Identity Theft Protection From Spector Spyware Threat

By: Cynthia Blake

Identity theft protection is quickly becoming a hot topic. Every day, computer users are haunted by stories of people falling victim to identity theft. The biggest culprit in this recent rise in cyber crime is spyware, the buzzword that is on the lips of every internet user. Experts are now saying that nothing is 100 percent secure on the internet anymore, and users must take steps to protect themselves.

Although computer users are becoming much more adept at protecting themselves from online identity theft threats such as viruses, the public is only just now starting to take notice of the huge increase in crimes enabled by the use of spyware.

A couple based in Philadelphia was recently arrested for their illegal use of the spyware program Spector, which is a widely available program that anyone can buy for under $100. Spector is a keylogger, and once installed on a computer it has the ability to record all keystroke activity and send it out to virtually anyone—including cyber criminals. Spector is able to record information such as passwords, credit cards, social security numbers, and other sensitive information.

The company responsible for SpectorSoft is currently defending itself, stating that its program was never marketed as a way to steal information. Instead, they wrote the program to be used “legitimately” to keep tabs on business employees, spouses concerned about affairs, and keeping a watchful eye on teenagers’ internet surfing habits.
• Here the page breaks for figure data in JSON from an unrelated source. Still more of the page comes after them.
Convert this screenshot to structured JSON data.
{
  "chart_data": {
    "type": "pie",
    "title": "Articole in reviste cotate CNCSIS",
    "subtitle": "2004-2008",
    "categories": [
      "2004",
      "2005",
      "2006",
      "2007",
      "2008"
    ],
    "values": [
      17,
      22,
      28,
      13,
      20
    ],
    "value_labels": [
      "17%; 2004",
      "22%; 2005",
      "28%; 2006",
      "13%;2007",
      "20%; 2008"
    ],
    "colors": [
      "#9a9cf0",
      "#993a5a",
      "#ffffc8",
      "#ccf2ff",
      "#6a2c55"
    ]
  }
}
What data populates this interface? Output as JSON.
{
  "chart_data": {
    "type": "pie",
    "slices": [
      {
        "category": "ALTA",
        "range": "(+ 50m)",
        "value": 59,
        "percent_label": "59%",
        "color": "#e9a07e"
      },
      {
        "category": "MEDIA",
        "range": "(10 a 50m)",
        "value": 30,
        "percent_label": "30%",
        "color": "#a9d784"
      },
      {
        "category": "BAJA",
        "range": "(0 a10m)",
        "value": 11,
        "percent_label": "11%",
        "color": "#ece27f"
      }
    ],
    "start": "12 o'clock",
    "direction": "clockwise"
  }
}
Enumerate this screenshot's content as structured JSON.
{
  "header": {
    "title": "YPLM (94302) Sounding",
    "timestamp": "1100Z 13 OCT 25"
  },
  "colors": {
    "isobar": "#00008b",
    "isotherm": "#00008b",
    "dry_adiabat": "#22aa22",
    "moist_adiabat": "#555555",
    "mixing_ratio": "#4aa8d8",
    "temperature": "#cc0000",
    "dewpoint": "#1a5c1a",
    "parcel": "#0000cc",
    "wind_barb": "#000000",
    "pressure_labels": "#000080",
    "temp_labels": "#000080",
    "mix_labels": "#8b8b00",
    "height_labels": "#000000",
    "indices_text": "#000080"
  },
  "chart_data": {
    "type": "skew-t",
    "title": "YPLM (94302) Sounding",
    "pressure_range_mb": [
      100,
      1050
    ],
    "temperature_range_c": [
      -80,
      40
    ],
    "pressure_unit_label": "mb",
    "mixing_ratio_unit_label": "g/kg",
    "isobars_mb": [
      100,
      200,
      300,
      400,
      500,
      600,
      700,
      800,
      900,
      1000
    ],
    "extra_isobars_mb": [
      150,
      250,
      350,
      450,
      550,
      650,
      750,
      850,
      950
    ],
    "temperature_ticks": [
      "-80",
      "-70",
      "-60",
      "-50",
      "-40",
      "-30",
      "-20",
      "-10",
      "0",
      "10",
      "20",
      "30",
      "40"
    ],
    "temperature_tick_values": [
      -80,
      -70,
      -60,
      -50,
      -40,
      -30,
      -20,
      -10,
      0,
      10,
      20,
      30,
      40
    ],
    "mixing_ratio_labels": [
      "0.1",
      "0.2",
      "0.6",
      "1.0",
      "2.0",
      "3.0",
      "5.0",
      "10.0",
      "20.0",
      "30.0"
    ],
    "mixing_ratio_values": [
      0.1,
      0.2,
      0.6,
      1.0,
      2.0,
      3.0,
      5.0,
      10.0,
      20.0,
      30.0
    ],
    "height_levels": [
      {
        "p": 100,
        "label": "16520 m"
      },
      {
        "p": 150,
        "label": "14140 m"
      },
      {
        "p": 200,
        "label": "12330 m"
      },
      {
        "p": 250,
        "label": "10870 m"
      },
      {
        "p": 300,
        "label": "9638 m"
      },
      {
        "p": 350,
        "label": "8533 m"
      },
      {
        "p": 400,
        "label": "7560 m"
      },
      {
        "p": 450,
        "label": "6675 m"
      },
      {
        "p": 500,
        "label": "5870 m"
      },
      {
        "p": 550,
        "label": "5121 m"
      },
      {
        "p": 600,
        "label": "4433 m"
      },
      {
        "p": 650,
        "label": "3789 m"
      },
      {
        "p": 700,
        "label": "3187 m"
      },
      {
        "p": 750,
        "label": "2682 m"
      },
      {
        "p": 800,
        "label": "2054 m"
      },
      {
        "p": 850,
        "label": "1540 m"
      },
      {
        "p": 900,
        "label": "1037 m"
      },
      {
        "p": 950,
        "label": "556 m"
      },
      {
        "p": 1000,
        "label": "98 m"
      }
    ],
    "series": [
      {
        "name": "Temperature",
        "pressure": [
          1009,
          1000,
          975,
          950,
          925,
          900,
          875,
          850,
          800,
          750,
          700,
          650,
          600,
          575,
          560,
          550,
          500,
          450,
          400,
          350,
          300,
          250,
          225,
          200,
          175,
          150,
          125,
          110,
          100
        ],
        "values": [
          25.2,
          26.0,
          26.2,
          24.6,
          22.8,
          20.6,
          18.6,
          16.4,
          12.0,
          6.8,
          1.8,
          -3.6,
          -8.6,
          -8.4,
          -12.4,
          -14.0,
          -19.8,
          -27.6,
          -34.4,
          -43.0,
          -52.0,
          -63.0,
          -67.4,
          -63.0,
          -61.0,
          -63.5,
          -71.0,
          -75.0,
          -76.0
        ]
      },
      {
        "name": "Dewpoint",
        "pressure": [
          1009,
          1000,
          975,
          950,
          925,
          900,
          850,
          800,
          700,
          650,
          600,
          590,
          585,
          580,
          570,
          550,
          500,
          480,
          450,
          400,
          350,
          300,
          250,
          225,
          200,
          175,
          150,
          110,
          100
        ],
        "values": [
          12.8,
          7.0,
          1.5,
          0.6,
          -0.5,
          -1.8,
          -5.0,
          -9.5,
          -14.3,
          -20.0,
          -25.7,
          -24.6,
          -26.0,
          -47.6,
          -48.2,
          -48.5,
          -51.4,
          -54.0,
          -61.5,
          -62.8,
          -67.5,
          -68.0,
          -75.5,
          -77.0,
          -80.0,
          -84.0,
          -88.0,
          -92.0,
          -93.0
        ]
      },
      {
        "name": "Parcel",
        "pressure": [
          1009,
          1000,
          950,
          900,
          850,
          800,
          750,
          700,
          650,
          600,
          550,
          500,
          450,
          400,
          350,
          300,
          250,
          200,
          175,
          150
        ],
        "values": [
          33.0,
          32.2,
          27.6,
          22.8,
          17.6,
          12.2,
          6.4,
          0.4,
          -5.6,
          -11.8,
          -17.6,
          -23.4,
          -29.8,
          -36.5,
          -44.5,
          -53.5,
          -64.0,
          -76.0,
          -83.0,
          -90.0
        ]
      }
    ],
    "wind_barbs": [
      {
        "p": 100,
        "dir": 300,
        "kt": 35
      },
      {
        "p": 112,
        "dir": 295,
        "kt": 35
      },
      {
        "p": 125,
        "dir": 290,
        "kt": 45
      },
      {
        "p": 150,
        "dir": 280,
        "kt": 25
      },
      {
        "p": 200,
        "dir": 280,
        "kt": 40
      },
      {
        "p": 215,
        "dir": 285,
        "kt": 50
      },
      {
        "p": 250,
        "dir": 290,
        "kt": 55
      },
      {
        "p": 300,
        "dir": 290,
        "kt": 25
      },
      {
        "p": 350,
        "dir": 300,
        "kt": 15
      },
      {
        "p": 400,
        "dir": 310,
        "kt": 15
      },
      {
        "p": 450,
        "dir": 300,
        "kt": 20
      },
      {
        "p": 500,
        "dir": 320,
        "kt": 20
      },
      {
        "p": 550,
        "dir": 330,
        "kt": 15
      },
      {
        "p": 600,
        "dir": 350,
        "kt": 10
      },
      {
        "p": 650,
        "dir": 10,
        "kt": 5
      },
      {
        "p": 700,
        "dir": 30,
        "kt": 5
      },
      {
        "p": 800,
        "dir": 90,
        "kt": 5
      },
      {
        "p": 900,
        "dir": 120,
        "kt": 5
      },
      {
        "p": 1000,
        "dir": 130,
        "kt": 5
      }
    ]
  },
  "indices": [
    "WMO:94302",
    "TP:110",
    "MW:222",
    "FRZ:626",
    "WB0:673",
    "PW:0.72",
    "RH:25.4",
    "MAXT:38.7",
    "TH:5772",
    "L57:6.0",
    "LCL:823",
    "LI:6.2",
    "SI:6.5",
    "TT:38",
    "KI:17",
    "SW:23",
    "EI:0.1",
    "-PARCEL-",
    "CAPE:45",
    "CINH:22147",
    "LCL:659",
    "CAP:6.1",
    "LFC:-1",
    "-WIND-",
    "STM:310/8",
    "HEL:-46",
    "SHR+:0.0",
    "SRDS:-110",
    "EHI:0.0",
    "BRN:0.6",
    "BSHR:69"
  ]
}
However, because of Spector’s ease of use, it enables almost anyone to become a cyber criminal. According to Robert Graham, security executive at Atlanta based Errata Security, 99% of the people who download programs like Spector do not use it for legitimate reasons.

Spyware like Spector enables cyber criminals to easily gain access to sensitive information such as banking usernames and passwords, credit card information, social security numbers, and more. Just because a banking site labels itself as secure does not mean that a user is protected from a keylogger. Since keyloggers reside on the user’s computer, they record keystrokes in real time, and can steal and send password information before the user even submits that information across the internet to a banking site.

Is identity theft protection possible? Can users protect themselves from the threat of spyware? Is there a way to remove spyware from an infected computer? The answer, thankfully, is yes. There are several spyware removal programs on the market that do an incredible job of finding and removing dangerous spyware programs such as Spector.

Users must be careful, however, since there are many “rogue” anti spyware programs that are actually spyware themselves. The best bet is to purchase a spyware program from a reputable software vendor, such as ParetoLogic or PCTools.